I should working furiously to finish the collection of short stories I’ve been working on, to write the novel I’ve been envisioning for the last six months, to write the TV pilot that I keep bothering a friend about, and to start my proposed online journal (which is under construction, but it needs a lot of work, if you’re good at things like that). Yes, I have the rest of my life to do these things—a good forty years if nothing unexpected happens. However, I never thought that this is where I would be at 26. Still trying to talk myself into things. I have gray hairs in my beard, the hair on my head isn’t as thick or curly as it used to be, and even though I weigh almost exactly what I did when I graduated high school, my body doesn’t always cooperate like it used to. I have just been going through the motions.
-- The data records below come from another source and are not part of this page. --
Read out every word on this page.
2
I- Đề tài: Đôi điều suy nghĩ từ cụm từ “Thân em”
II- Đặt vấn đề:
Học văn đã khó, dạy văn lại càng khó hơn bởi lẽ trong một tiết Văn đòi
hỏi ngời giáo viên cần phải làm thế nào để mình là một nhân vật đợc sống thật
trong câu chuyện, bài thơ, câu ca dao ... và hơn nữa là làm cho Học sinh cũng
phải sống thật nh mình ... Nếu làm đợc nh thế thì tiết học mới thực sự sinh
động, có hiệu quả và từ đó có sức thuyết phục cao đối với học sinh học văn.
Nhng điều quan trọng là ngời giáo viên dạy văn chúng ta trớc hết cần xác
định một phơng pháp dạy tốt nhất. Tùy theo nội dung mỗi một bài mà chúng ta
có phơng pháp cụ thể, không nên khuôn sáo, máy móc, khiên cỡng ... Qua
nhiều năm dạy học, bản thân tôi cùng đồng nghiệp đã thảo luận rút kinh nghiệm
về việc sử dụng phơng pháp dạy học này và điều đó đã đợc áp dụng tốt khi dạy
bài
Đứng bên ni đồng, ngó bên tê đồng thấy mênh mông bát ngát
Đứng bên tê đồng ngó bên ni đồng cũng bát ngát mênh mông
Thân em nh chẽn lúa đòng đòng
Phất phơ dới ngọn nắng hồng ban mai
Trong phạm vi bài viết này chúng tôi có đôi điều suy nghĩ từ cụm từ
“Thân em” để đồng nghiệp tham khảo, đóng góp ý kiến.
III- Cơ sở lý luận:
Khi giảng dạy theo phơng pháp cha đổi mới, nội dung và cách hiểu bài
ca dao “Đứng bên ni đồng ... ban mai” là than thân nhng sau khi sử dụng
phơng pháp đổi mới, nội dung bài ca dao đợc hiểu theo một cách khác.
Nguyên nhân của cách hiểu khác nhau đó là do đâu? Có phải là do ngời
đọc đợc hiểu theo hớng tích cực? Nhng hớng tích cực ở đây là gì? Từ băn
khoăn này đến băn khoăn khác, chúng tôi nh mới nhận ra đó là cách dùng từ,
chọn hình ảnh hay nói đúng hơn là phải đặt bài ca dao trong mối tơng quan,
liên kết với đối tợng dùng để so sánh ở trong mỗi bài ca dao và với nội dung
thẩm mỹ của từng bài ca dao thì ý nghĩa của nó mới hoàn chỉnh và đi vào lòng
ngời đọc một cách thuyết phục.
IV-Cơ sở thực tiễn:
Look, I hear ya, parents and in-laws: It’s time to stop dreaming and get a full-time job with benefits. I’m not opposed to working or growing up. (Although, admittedly, I struggle with conventional 8-5 type jobs—the majority of jobs I’ve had included flexible schedules.) I know getting a real job doesn’t stop me from fulfilling my dreams… I just don’t want to another nine years to pass and wonder why I haven’t taken advantage of the time I’ve been given, wonder if I’ll ever find a job with my talents, wonder if I should have studied something more practical than English (which sounds dumb, because nothing is more practical than learning to speak and write, but most people don’t see it that way), wonder if I’ll ever do anything of worth. I will sacrifice a piddling full-time job if I must to answer these questions.

I despise New Year’s resolutions and our culture’s obsession with the notion that positive thinking eventually leads to results. I’m not excited about the new year as some magical coming-to-my-senses event that will help me take advantage of my time unlike the previous 26 years, and I’m certainly not telling myself that I will accomplish my goals next year if I just believe . I’m annoyed that I didn’t accomplish more this year and I’m more pessimistic than ever about accomplishing my goals, but I’m not giving up yet. I plan to attack the rest of December and the new year with fervor. If I don’t do it now, I never will.